The evidence clearly demonstrates that cycling becomes safer the more people engage in it - and this is also true for pedestrians.
By Nicholas Kevlahan
Published August 08, 2012
A new fact sheet by the European Cyclists' Federation titled Safety In Numbers [PDF] demonstrates that higher rates of bicycle use result in lower numbers of casualties. The reason is that cycling is safer for each cyclist when more people do it.
The concept of 'Safety in Numbers' is not new. It was first demonstrated in 1949 by Smeed with regard to motor vehicle use when data from 62 countries showed that road fatalities per vehicle were lower in countries with more driving. The relationship - an exponential curve - has become known as Smeed's Law and has stood the test of time well, being verified in examinations of data across 42 years in the UK and 110 years in Australia. As can be seen in the below graph of Walking and Cycling in California, it can be just as easily adapted to cycling figures which show a perfect 'Smeed curve'"
I found this fact sheet by following a link from a Guardian article proposing that the so-called "Zil Lanes" in London, currently dedicated to Olympic athletes and officials, be converted into bike lanes once the games are over.
Although I've known this for a while, it is really amazing how much absolutely (not just relatively) safer cycling becomes as more people cycle:
These figures need to be widely publicized, since anything that decreases the rate of cycling will likely lead to increased fatalities (and certainly increased relative risk) - and of course, the reverse is also true.

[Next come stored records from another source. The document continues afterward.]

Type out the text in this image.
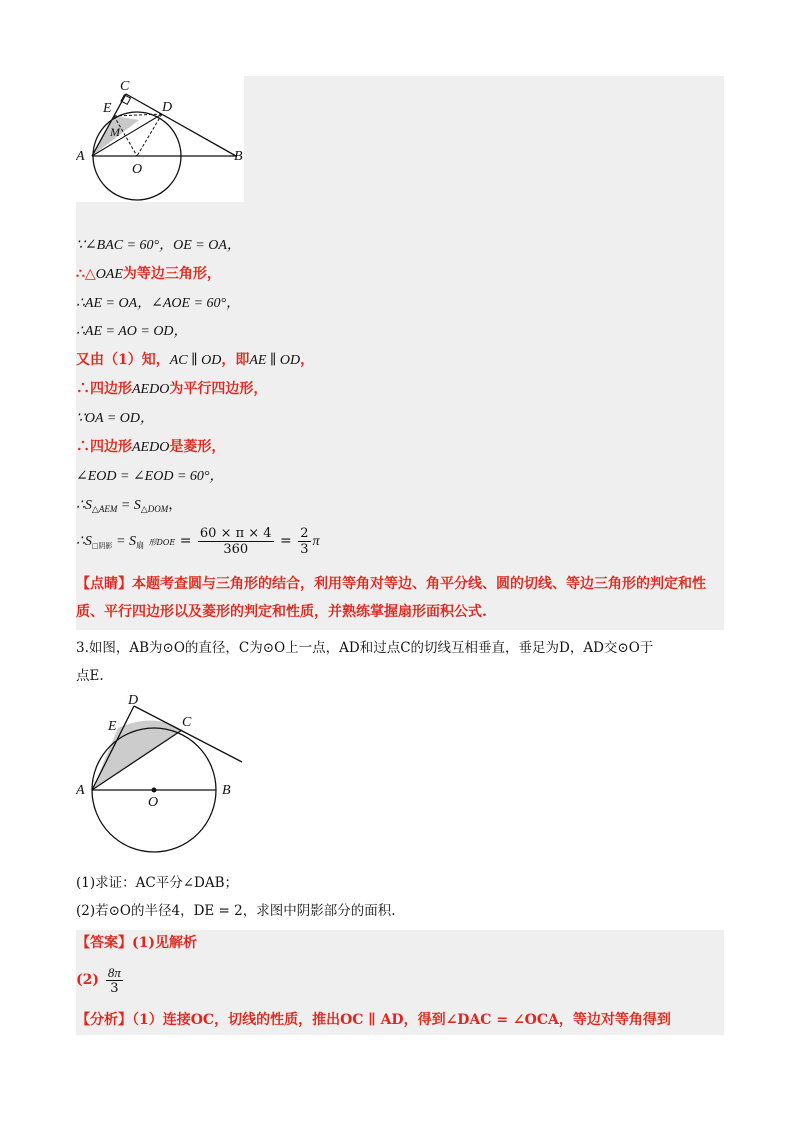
C
E	D
M
A
O
B
∵∠BAC = 60°，OE = OA，
∴△OAE为等边三角形，
∴AE = OA，∠AOE = 60°，
∴AE = AO = OD，
又由（1）知，AC ∥ OD，即AE ∥ OD，
∴四边形AEDO为平行四边形，
∵OA = OD，
∴四边形AEDO是菱形，
∠EOD = ∠EOD = 60°，
$\therefore S_{\triangle AEM} = S_{\triangle DOM}$，
$\therefore S_{□阴影} = S_扇$ 形DOE = $\frac{60 \times \pi \times 4}{360} = \frac{2}{3}$ π
【点睛】本题考查圆与三角形的结合，利用等角对等边、角平分线、圆的切线、等边三角形的判定和性
质、平行四边形以及菱形的判定和性质，并熟练掌握扇形面积公式.
3.如图，AB为⊙O的直径，C为⊙O上一点，AD和过点C的切线互相垂直，垂足为D，AD交⊙O于
点E.
D
E	C
A
O
B
(1)求证：AC平分∠DAB；
(2)若⊙O的半径4，DE = 2，求图中阴影部分的面积.
【答案】(1)见解析
$(2) \frac{8\pi}{3}$
【分析】（1）连接OC，切线的性质，推出OC ∥ AD，得到∠DAC = ∠OCA，等边对等角得到
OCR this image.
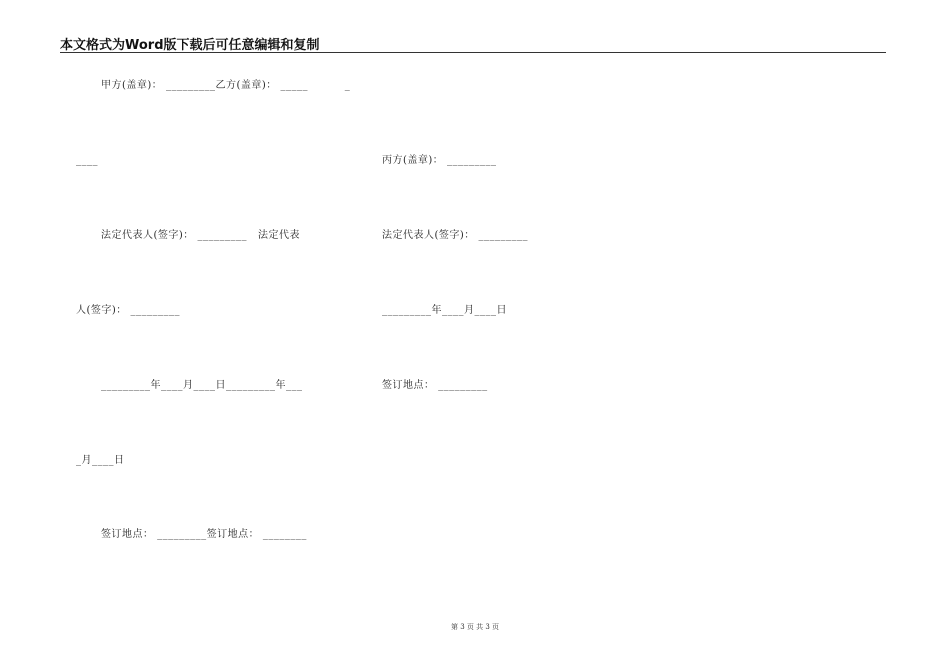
本文格式为Word版下载后可任意编辑和复制
甲方(盖章)： _________乙方(盖章)： _____          _
____	丙方(盖章)： _________
法定代表人(签字)： _________   法定代表	法定代表人(签字)： _________
人(签字)： _________	_________年____月____日
_________年____月____日_________年___	签订地点： _________
_月____日
签订地点： _________签订地点： ________
第 3 页 共 3 页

The fact sheet also cites a fascinating study showing that increased numbers of pedestrians crossing at intersections lead to large reductions in relative risk of pedestrian injuries. The study was carried out in ... Hamilton!
Leden also examined police reported injuries to people walking at some 300 signalized intersections in Hamilton, Ontario, Canada. The number of collisions increased with the 0.32 to 0.67 power with increasing numbers of pedestrians. That is, where there were greater numbers of pedestrians, fewer pedestrians were involved in crashes.
The referred study is: Leden L. "Pedestrian risk decrease with pedestrian flow. A case study based on data from signalised intersections in Hamilton, Ontario". Accident Analysis & Prevention, 2002.
In Hamilton attempts to make our roads more convenient and attractive to pedestrians are often rejected on the grounds that Hamilton is exceptional: what works elsewhere won't work here. This attitude is especially surprising when you realize that Hamilton data has actually produced some of the most widely-quoted research on pedestrian safety at intersections and one-way streets!
I don't really want to get into the helmet debate, but epidemiologically speaking, helmet laws that lead to reductions in cycling (or slow its growth) will certainly lead to increased rates of injury.
This seems like a paradox until you realize, as noted by the European Cyclists Federation, that it is driver behaviour (along with road infrastructure) that is the determining factor for injury and death rates for cyclists.
[N]ot only are policies that increase the numbers of people walking and cycling a good way to improve safety, but laws should be revised to reflect the premise that the number of collisions with vulnerable road users is determined largely by motorist behaviour.
More cyclists lead to motorists being more respectful, accepting and aware of cyclists on the roads. Cyclist behaviour becomes normalized and more predictable for motorists. This has what has happened in places that have seen big increases in cycling: London (UK), New York, Denmark, and the Netherlands.
The single most effective way to make cycling safer is to increase the number of cyclists. The evidence over whether helmets even make cycling safer for individuals in the low-speed crashes typical of commuter cycling is itself unclear, and the safest cycling country (Denmark) has very low rates of helmet use, but very high levels of cycling overall.
That said, I always wear a helmet when cycling in Hamilton and encourage others to do so, but I didn't when using the Velib' in Paris and almost no one else does.